A estas alturas de la vida, ya ni siquiera sorprende la normalidad con la que se asume el susodicho relato, operación urbanística mediante, pero a mí me llama la atención que el argumento más empleado para persuadir de la conveniencia de construir una infraestructura que pasará fácilmente de los 100 millones de euros es la hipotética celebración de una ceremonia de apertura o clausura de unos Juegos Olímpicos de invierno o ser subsede de un Mundial de fútbol en 2030. Como pretexto resulta un poco endeble, porque la proyección internacional que otorga un acontecimiento de esta envergadura, a pesar de lo que se diga, es tan hermoso y efímero como un amor de verano.

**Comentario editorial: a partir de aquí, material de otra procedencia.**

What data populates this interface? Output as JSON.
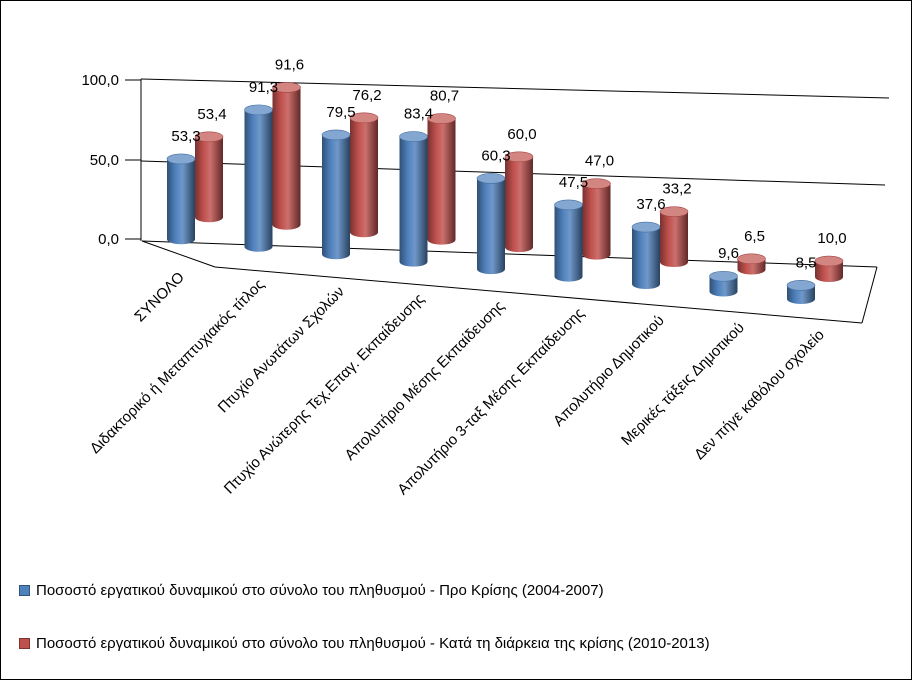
{
  "chart_data": {
    "type": "bar",
    "variant": "3d-cylinder-grouped",
    "categories": [
      "ΣΥΝΟΛΟ",
      "Διδακτορικό ή Μεταπτυχιακός τίτλος",
      "Πτυχίο Ανωτάτων Σχολών",
      "Πτυχίο Ανώτερης Τεχ.Επαγ. Εκπαίδευσης",
      "Απολυτήριο Μέσης Εκπαίδευσης",
      "Απολυτήριο 3-ταξ Μέσης Εκπαίδευσης",
      "Απολυτήριο Δημοτικού",
      "Μερικές τάξεις Δημοτικού",
      "Δεν πήγε καθόλου σχολείο"
    ],
    "series": [
      {
        "name": "Ποσοστό εργατικού δυναμικού στο σύνολο του πληθυσμού - Προ Κρίσης (2004-2007)",
        "values": [
          53.3,
          91.3,
          79.5,
          83.4,
          60.3,
          47.5,
          37.6,
          9.6,
          8.5
        ],
        "labels": [
          "53,3",
          "91,3",
          "79,5",
          "83,4",
          "60,3",
          "47,5",
          "37,6",
          "9,6",
          "8,5"
        ],
        "color": "#4F81BD"
      },
      {
        "name": "Ποσοστό εργατικού δυναμικού στο σύνολο του πληθυσμού - Κατά τη διάρκεια της κρίσης (2010-2013)",
        "values": [
          53.4,
          91.6,
          76.2,
          80.7,
          60.0,
          47.0,
          33.2,
          6.5,
          10.0
        ],
        "labels": [
          "53,4",
          "91,6",
          "76,2",
          "80,7",
          "60,0",
          "47,0",
          "33,2",
          "6,5",
          "10,0"
        ],
        "color": "#C0504D"
      }
    ],
    "y_ticks": [
      "0,0",
      "50,0",
      "100,0"
    ],
    "ylim": [
      0,
      100
    ],
    "legend_position": "bottom",
    "grid": false
  }
}
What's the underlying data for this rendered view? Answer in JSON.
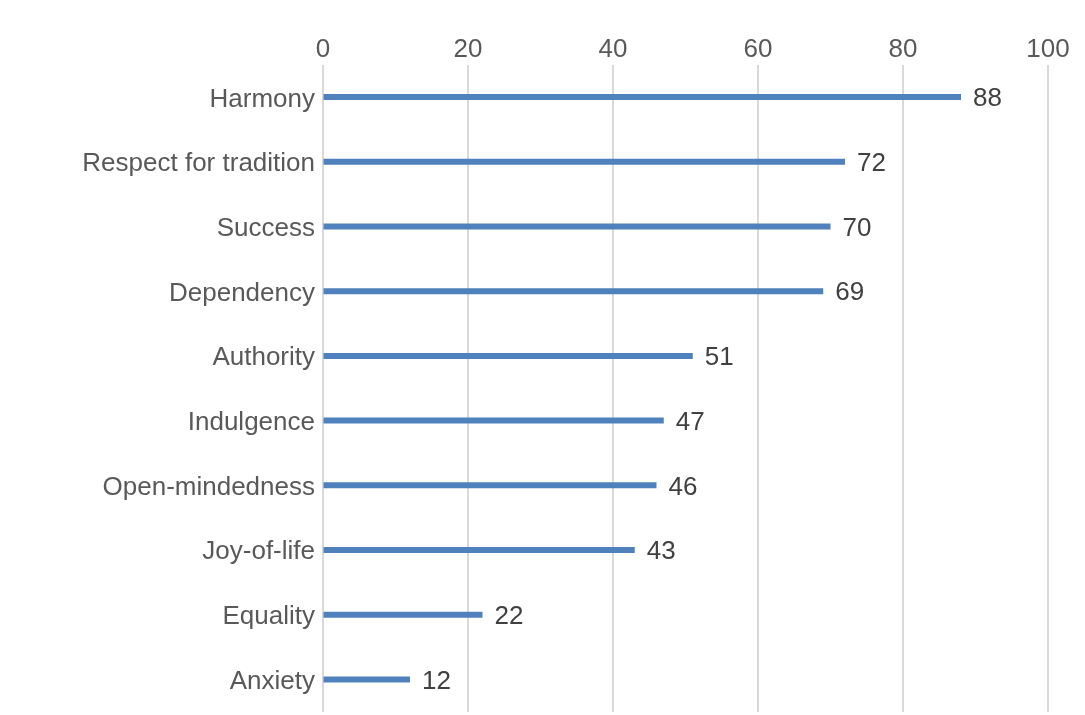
{
  "chart_data": {
    "type": "bar",
    "orientation": "horizontal",
    "categories": [
      "Harmony",
      "Respect for tradition",
      "Success",
      "Dependency",
      "Authority",
      "Indulgence",
      "Open-mindedness",
      "Joy-of-life",
      "Equality",
      "Anxiety"
    ],
    "values": [
      88,
      72,
      70,
      69,
      51,
      47,
      46,
      43,
      22,
      12
    ],
    "color": "#4f81bd",
    "xlim": [
      0,
      100
    ],
    "xticks": [
      0,
      20,
      40,
      60,
      80,
      100
    ],
    "grid": "x",
    "data_labels": true
  }
}
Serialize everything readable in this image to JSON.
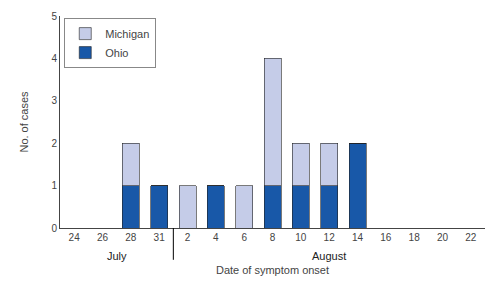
{
  "chart_data": {
    "type": "bar",
    "stacked": true,
    "categories": [
      "24",
      "26",
      "28",
      "31",
      "2",
      "4",
      "6",
      "8",
      "10",
      "12",
      "14",
      "16",
      "18",
      "20",
      "22"
    ],
    "series": [
      {
        "name": "Ohio",
        "color": "#1858a8",
        "values": [
          0,
          0,
          1,
          1,
          0,
          1,
          0,
          1,
          1,
          1,
          2,
          0,
          0,
          0,
          0
        ]
      },
      {
        "name": "Michigan",
        "color": "#c5cce8",
        "values": [
          0,
          0,
          1,
          0,
          1,
          0,
          1,
          3,
          1,
          1,
          0,
          0,
          0,
          0,
          0
        ]
      }
    ],
    "ylabel": "No. of cases",
    "xlabel": "Date of symptom onset",
    "annotations": [
      {
        "text": "July",
        "categories": [
          "24",
          "26",
          "28",
          "31"
        ]
      },
      {
        "text": "August",
        "categories": [
          "2",
          "4",
          "6",
          "8",
          "10",
          "12",
          "14",
          "16",
          "18",
          "20",
          "22"
        ]
      }
    ],
    "ylim": [
      0,
      5
    ],
    "yticks": [
      0,
      1,
      2,
      3,
      4,
      5
    ],
    "grid": false,
    "legend": "upper left"
  }
}
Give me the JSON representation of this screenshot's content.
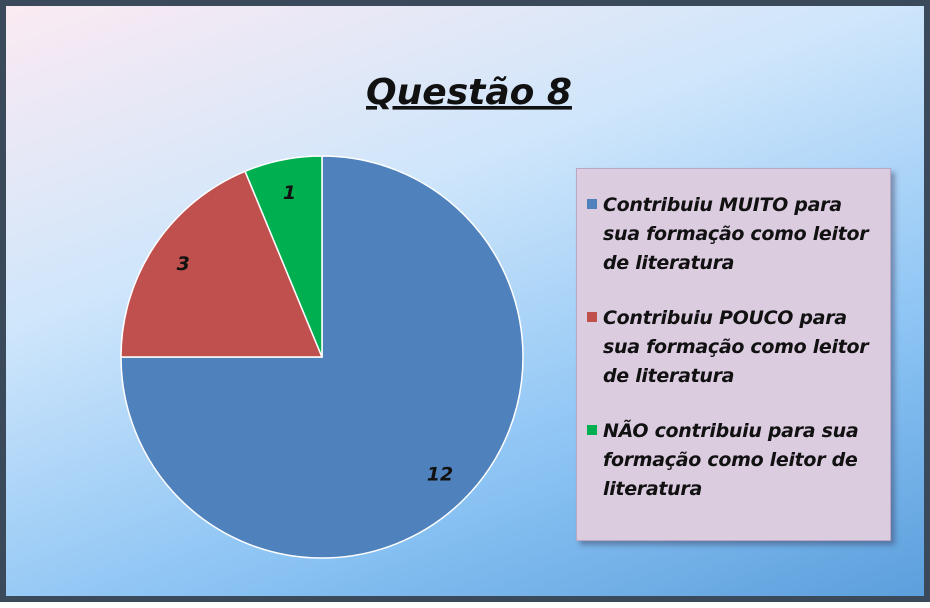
{
  "chart_data": {
    "type": "pie",
    "title": "Questão 8",
    "categories": [
      "Contribuiu MUITO para sua formação como leitor de literatura",
      "Contribuiu POUCO para sua formação como leitor de literatura",
      "NÃO contribuiu para sua formação como leitor de literatura"
    ],
    "values": [
      12,
      3,
      1
    ],
    "colors": [
      "#4f81bd",
      "#c0504d",
      "#00b050"
    ],
    "legend": "right"
  }
}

La Romareda ha acogido en sus 64 años de historia tan solo cuatro partidos internacionales, el último de ellos contra Grecia, hace 17 años y con una modesta entrada. También ha sido subsede de un Mundial en el que jugaron potencias internacionales de la categoría de Irlanda del Norte, Honduras y la ya desaparecida Yugoslavia. Uno de los monumentos más feos de Aragón conmemora la efeméride, aunque casi nadie repara en él. A la entrada de los vestuarios del vetusto estadio una pareja de columnas de encofrado recuerda que hace casi 40 años La Romareda acogió un Mundial. Eso sí, nuestro querido estadio pasará a la historia de esta competición deportiva, la más importante del fútbol, por un récord mundial. El 17 de junio de 1982, en el partido Yugoslavia-Irlanda del Norte debutó Norman Whiteside, el futbolista más joven en debutar en un mundial, con 17 años y un mes. Whiteside, que tuvo una corta carrera, era un aguerrido delantero irlandés que desbancó en semejante registro al mismísimo Pelé. Y tanto Whiteside como La Romareda siguen inscritos en el libro de oro de la historia del fútbol mundial, a pesar de que ya casi nadie en el planeta se acuerde de Whiteside ni de La Romareda.

A pesar de ello, seguirá siendo siempre el estadio más bello del mundo para los zaragocistas que ahí hemos sido felices, a pesar de que se caiga a trozos, el Real Zaragoza (que es el principal beneficiado) no nos dé ahora alegrías, cambie de ubicación y veamos más pronto que tarde viviendas de alto standing en su actual emplazamiento. Y siempre será el campo del récord del mundo y el monumento más feo de Aragón.

Zaragoza necesita un estadio moderno, y un equipo de fútbol competitivo que nos devuelva a lo que un día fuimos. Sería preocupante que a los actuales dirigentes del club lo primero les parezca más prioritario que lo segundo.